/genre-recognition

In-browser demo of a convolutional neural network for music genre recognition.

Primary LanguageJavaScriptGNU General Public License v3.0GPL-3.0

CNN for Live Music Genre Recognition

Convolutional Neural Networks for Live Music Genre Recognition is a project aimed at creating a neural network recognizing music genre and providing a user-friendly visualization for the network's current belief of the genre of a song. The project was created for the 24-hour Braincode Hackathon in Warsaw by Piotr Kozakowski, Jakub Królak, Łukasz Margas and Bartosz Michalak.

The model has since been significantly improved and rewritten to TensorFlow.js, so that it doesn't require a backend - the network can be run inside of the user's browser.

Demo

You can see a demo at http://deepsound.io/genres/. You can upload a song using the big (and only) button and see the results for yourself. All mp3 files should work fine.

Usage

It's easiest to run using Docker:

docker build -t genre-recognition . && docker run -d -p 8080:80 genre-recognition

The demo will be accessible at http://0.0.0.0:8080/.

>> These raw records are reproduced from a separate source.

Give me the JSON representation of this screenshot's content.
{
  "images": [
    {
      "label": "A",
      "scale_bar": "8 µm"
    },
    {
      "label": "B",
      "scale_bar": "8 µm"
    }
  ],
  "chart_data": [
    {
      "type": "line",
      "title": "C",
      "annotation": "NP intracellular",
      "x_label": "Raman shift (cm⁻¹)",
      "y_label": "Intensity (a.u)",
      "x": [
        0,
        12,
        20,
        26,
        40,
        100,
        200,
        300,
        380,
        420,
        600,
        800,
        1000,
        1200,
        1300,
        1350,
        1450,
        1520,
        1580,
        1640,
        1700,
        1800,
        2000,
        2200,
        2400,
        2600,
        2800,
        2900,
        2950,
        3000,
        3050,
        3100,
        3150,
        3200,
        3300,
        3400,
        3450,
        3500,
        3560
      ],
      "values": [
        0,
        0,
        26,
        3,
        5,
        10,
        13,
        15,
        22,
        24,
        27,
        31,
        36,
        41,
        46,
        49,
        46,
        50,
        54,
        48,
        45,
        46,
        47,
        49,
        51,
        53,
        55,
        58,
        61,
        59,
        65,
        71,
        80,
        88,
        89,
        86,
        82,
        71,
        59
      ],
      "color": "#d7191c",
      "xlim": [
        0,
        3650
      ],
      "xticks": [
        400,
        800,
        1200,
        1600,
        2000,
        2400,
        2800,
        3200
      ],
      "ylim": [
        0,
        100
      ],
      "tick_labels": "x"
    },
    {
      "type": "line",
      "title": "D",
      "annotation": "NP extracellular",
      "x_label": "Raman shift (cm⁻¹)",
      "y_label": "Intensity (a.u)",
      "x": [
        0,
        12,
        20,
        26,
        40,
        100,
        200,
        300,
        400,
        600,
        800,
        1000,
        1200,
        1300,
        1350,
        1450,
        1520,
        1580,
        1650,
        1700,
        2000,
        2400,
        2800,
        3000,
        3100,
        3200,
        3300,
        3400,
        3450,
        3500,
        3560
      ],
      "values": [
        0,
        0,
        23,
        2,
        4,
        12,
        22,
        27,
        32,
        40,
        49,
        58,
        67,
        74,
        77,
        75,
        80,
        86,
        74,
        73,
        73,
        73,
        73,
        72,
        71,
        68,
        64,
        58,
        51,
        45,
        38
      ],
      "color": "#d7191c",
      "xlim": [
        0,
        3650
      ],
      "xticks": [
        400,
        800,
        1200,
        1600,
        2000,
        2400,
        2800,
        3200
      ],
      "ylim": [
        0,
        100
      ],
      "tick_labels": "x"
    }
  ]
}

By default, it will use a model pretrained by us, achieving 82% accuracy on the GTZAN dataset. You can also provide your own model, as long as it matches the input and output architecture of the provided model. If you wish to train a model by yourself, download the GTZAN dataset (or provide analogous) to the data/ directory, extract it, run create_data_pickle.py to preprocess the data and then run train_model.py to train the model. Afterwards you should run model_to_tfjs.py to convert the model to TensorFlow.js so it can be served.

cd data
wget http://opihi.cs.uvic.ca/sound/genres.tar.gz
tar zxvf genres.tar.gz
cd ..
pip install -r requirements.txt
python create_data_pickle.py
python train_model.py
python model_to_tfjs.py

You can "visualize" the filters learned by the convolutional layers using extract_filters.py. This script for every neuron extracts and concatenates several chunks resulting in its maximum activation from the tracks of the dataset. By default, it will put the visualizations in the filters/ directory. It requires the GTZAN dataset and its pickled version in the data/ directory. Run the commands above to obtain them. You can control the number of extracted chunks using the --count0 argument. Extracting higher numbers of chunks will be slower.

Background

This model has been inspired by several works, primarily Grzegorz Gwardys and Daniel Grzywczak, Deep Image Features in Music Information Retrieval and Recommending music on Spotify with Deep Learning. The old version of the model is described in our blog post Convolutional-Recurrent Neural Network for Live Music Genre Recognition. The new one is similar, key differences are the lack of recurrent layers, using the Adam optimizer instead of RMSprop and batch normalization. Those changes boosted accuracy from 67% to 82% while retaining the ability of the model to efficiently output predictions for every point in time.